Written by CLUTCH Vol. 4 Participant, Joanna Sevilla

Block printing workshop in session

On October 15, 2011 Kapisanan was host to Clutch Vol 4’s first of many Saturday workshops. Staring off with a bang this week’s lineup included mentors Melissa Clemente, Rhowena Adolfo and Lyndel Aguilar. Lyndel Aguilar facilitated a block-printing workshop that covered basic techniques, application and a lecture on Philippine Mythology and Folklore.

A discussion between the Clutch girls began to buzz about superstitions learnt, practiced and folk tales passed down from our parents' generation. I quickly recalled a ten year old me with my mother telling me with a smile “If you bite your cheek a girl is thinking about you, but if you bite your tongue a boy is thinking about you.”  Lyndel stressed how the Philippine's rich history played its role in the creation and significance behind some folktales and how some were used negatively to make Filipinos feel bad about themselves.  These myths and folktales may range from the great stories of 'Creation' to answering life's more superficial questions such as: 'Why women have no beards' and 'Why Filipinos have flat noses'.

Clutchers learning about Filipino Mythology and Folklore

As a young Filipina that grew up in Canada I have learned more about Greek mythology in school than I have about the mythology of my own culture, thus I found this workshop really opened my eyes and mind to the stories the Philippines had to offer. It gave me a peak into the foundation of my culture, I found myself being intrigued by the answers the folktales provided.
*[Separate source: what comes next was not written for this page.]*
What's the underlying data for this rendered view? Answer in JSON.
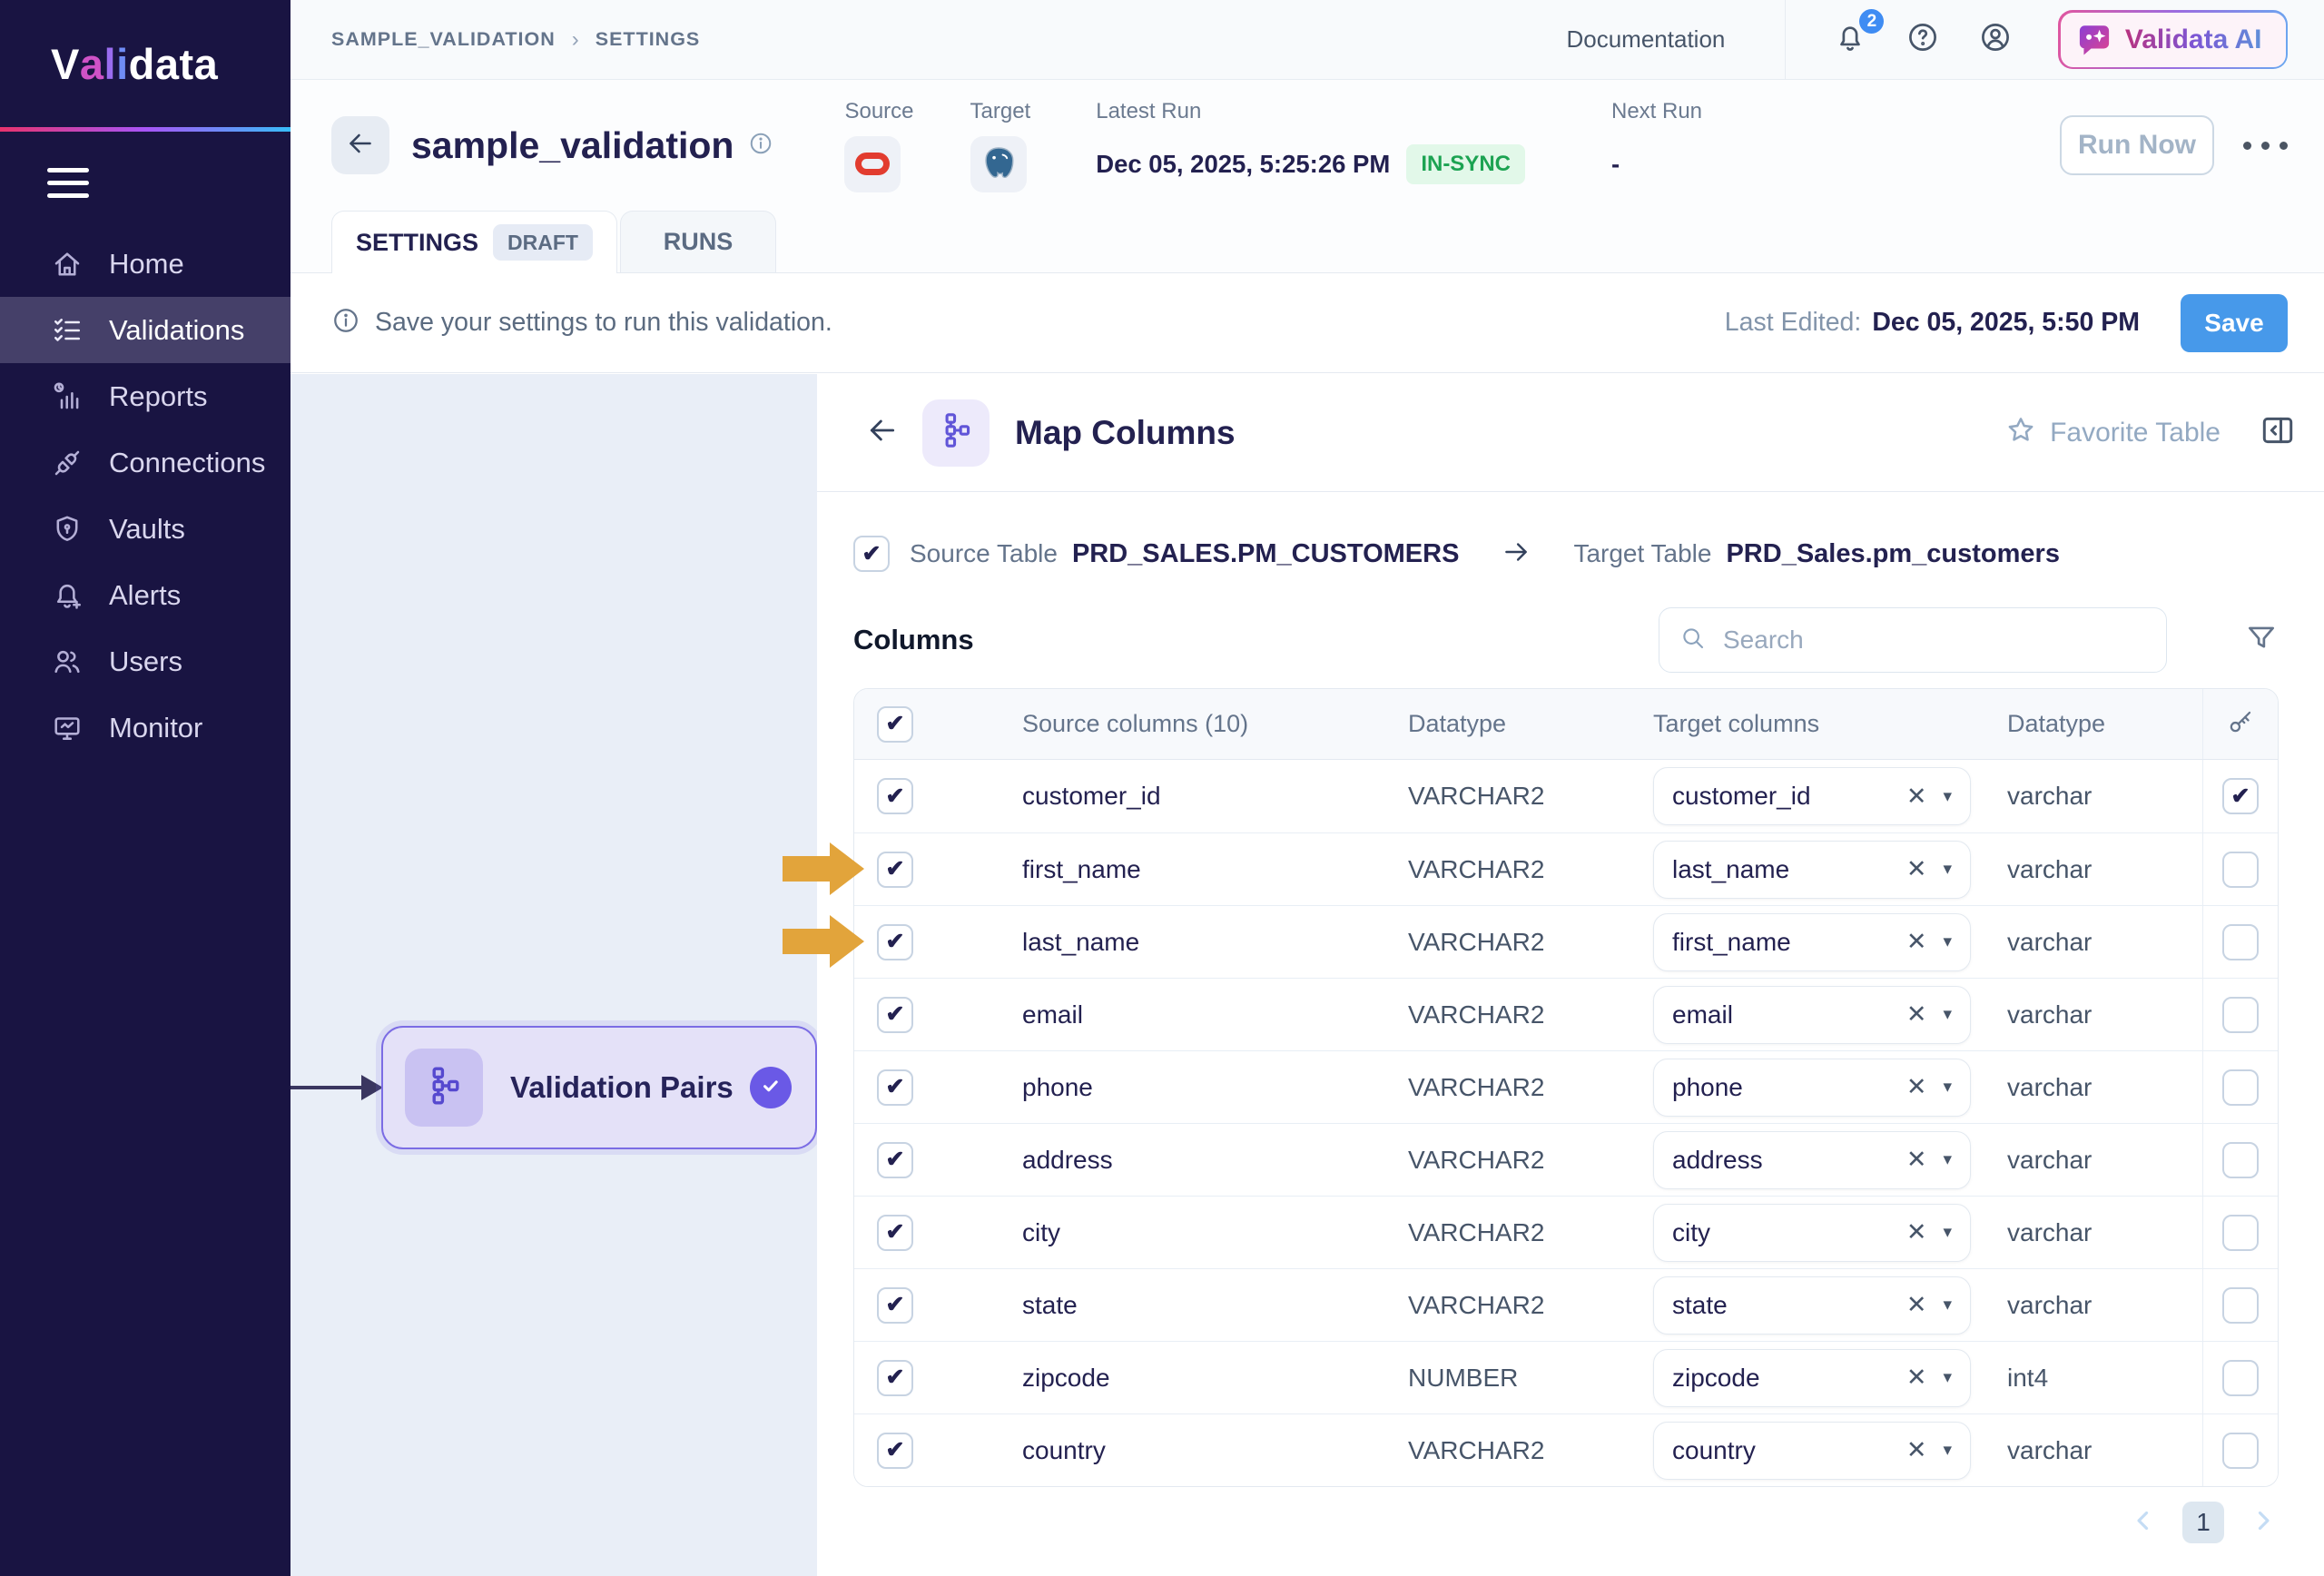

Excited, I went straight home to quiz my parents about the stories, most were new to them but they were delighted by this newfound information. Lyndel gave us a lot to think about in terms of how information comes, goes and is passed down. Before writing and books were around stories were commonly passed down through the oral tradition, it reminded me of a childhood game ‘Telephone’ and how stories may get jumbled through the wire. It is enough to make one wonder how many of these folktales and myths have stayed true to its origins. After the lecture Lyndel showed us the basic applications of block printing, the importance of positive and negative space and the labour of digging through soft linoleum block with various gouges. Eager to start the process, we ended our day sketching out thumbnail compositions.